Chris "Horishiki" Brand · Key facts
FieldDetail
SubjectChris "Horishiki" Brand
TypePerson
EraContemporary
LocationTattoo Land · East Los Angeles
Date2013 CE
Style / TechniqueJapanese-Chicano fusion, black-and-grey
Connected toJack Rudy (Godfather of Black and Grey), Horitomo, Horitaka (Takahiro Kitamura)

Archive Note

Chris Brand grew up in the Los Angeles area in a household his interview describes as artistically supportive, with parents who supplied early anatomy reference books and Japanese pop-cultural material, and an older brother whose drawing pulled him toward art as a child. At age fourteen he entered a Hollywood makeup-effects apprenticeship. He moved from there into tattooing through a sequence of L.A.-area mentors, learning the trade first from Tom Tilden, Mark Mahoney, Joe Vegas, and Mike Brown.

He became a regular at Tattoo Land, the East Los Angeles studio that sits in the lineage of Good Time Charlie's Tattooland. There he was mentored by Jack Rudy, Lil Roy, and Stan Corona, and absorbed a strong Chicano black-and-grey foundation. That training, the fine single-needle black-and-grey of the East L.A. shops, is the base the rest of his work is built on. Chaz Bojorquez, the L.A. calligrapher and figure in Chicano visual culture, is cited as a heavy aesthetic influence.

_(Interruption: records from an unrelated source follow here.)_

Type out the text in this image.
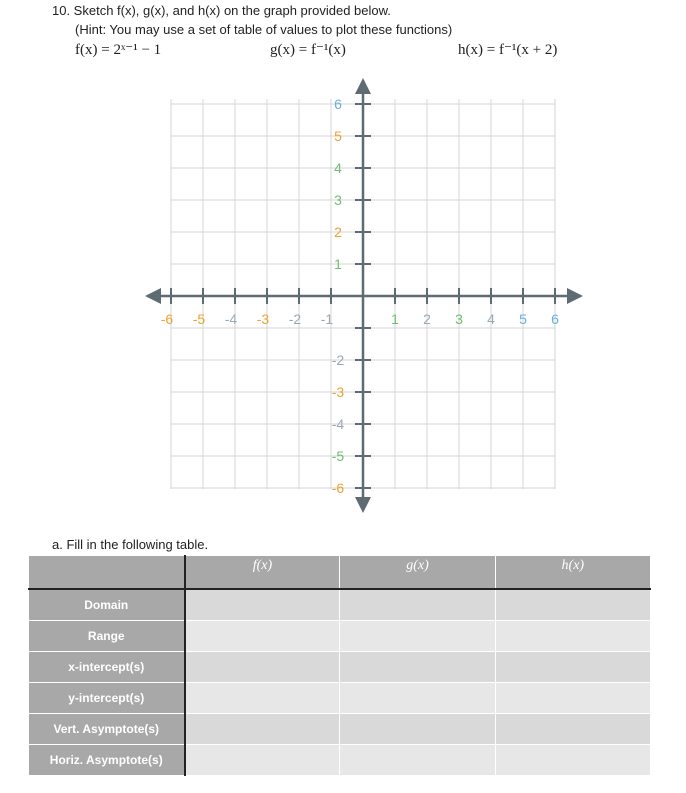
10. Sketch f(x), g(x), and h(x) on the graph provided below.
(Hint: You may use a set of table of values to plot these functions)
f(x) = 2ˣ⁻¹ − 1	g(x) = f⁻¹(x)	h(x) = f⁻¹(x + 2)
-6 -5 -4 -3 -2 -1	1 2 3 4 5 6
6
5
4
3
2
1
-2
-3
-4
-5
-6
a. Fill in the following table.
	f(x)	g(x)	h(x)
Domain			
Range			
x-intercept(s)			
y-intercept(s)			
Vert. Asymptote(s)			
Horiz. Asymptote(s)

In 2013, at State of Grace Tattoo in San José, Horitomo (K. Kitamura) conferred the Hori-name Horishiki on Brand. The Japanese American National Museum's Perseverance artist biography records that he received the title Horishiki from Horitomo in 2013, and the artist's own news archive at cbrandworks.com supports the same account. Horitaka, founder of State of Grace and a co-mentor to Brand in the Japanese-tradition orbit, was the host of the venue but did not take part in the formal bestowal. An earlier interview framing of the naming as a joint act by two mentors is most plausibly a compression of "Horitaka and Horitomo," and the solo-Horitomo account is the one the institutional records carry.

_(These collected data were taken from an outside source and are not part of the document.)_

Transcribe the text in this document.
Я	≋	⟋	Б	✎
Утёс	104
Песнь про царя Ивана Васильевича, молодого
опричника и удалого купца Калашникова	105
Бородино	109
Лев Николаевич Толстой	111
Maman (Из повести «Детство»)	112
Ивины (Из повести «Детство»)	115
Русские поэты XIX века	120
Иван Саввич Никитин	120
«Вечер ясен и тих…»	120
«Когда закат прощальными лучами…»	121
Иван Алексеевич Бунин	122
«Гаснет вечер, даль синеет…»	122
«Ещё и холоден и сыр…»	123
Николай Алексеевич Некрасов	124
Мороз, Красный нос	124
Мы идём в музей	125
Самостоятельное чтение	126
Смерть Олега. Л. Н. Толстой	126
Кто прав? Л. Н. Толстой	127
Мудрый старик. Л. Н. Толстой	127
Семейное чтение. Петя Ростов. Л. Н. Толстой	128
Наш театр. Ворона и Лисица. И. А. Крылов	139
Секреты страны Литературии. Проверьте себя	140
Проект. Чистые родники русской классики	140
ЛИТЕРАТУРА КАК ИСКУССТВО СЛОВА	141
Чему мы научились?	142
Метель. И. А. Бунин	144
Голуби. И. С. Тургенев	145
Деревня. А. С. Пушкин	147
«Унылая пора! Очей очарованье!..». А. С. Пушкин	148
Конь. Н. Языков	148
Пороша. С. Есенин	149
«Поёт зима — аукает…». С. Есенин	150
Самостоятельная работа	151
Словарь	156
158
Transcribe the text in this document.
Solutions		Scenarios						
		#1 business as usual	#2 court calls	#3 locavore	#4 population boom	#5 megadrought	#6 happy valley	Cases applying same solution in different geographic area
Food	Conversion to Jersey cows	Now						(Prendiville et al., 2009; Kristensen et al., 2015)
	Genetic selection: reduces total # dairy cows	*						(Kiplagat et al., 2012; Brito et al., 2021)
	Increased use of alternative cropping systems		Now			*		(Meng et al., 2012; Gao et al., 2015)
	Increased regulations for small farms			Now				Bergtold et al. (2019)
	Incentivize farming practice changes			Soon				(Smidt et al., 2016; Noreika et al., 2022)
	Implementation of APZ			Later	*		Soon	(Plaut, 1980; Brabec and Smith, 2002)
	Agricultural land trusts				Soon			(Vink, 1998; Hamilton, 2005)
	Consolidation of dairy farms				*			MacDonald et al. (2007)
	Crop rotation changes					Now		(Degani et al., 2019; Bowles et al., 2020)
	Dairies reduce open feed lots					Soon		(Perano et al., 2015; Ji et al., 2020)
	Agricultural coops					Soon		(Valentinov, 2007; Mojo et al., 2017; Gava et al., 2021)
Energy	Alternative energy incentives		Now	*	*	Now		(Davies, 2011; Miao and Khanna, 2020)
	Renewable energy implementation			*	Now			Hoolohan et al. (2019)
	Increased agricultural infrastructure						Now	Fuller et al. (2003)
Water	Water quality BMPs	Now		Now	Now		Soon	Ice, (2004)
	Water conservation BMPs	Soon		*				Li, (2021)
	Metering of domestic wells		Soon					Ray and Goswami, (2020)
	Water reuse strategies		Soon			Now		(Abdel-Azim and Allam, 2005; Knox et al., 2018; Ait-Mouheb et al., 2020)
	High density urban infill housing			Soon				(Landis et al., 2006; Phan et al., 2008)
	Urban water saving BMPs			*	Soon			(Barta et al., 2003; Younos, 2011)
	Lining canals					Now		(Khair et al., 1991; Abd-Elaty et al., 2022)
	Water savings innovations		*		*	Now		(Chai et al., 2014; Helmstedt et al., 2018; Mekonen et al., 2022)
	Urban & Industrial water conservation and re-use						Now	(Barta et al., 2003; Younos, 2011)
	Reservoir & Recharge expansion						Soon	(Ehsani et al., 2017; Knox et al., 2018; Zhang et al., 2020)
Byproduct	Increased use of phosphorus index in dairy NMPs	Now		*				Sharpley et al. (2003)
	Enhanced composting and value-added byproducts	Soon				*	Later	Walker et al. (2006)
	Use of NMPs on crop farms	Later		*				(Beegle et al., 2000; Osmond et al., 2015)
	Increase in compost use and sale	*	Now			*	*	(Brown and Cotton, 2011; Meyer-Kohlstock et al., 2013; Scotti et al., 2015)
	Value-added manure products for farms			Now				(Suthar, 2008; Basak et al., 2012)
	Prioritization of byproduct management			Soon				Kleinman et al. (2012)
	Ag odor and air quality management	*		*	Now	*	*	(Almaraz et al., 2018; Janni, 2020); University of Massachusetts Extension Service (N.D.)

Brand's signature work is the long-form project he calls "108 Heroes of Los Angeles," also described as a Chicano Suikoden. It re-stages the 108 outlaws of the 14th-century Chinese novel Shuihu Zhuan, known in Japanese as Suikoden, as a contemporary L.A.-mapped backpiece cycle. The project swaps the novel's traditional weaponry for local signifiers, shotguns in place of axes, and assigns each hero to a specific Los Angeles cultural-geographic context. By his interview account it runs across a roster of more than twenty committed clients, each carrying one of the 108 as a backpiece. That count is a snapshot figure and will keep growing toward the project's titular 108.

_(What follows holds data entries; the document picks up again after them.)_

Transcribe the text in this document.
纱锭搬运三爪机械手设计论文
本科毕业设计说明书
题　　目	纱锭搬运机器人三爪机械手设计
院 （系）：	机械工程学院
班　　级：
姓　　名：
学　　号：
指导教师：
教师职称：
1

He works under a deliberate restriction of palette and materials. By his own statement he uses Talons washes and Dynamic Black exclusively for his black-and-grey work and rejects what he describes as overcomplication of pigments. The stated intent is a tattoo that holds up over decades on skin rather than one optimised for short-term photogenicity.

The tattooing sits inside a wider art practice. Brand carries his earlier Hollywood makeup-effects training into wood carving and 3D sculpture, and from the early 2000s he has been a member of UGLARworks (Unified Group of Los Angeles Residents), a Los Angeles collective of visual artists rooted in river and street art who serve as pre-certified muralists for the city. Brand was selected for Perseverance: Japanese Tattoo Tradition in a Modern World, the touring exhibition organised by the Japanese American National Museum, placing him among the few contemporary American tattooers whose work has been shown in a major museum context. His record stands at the VERIFIED tier, a documented account of one tattooer mapping a Japanese narrative cycle onto Chicano Los Angeles.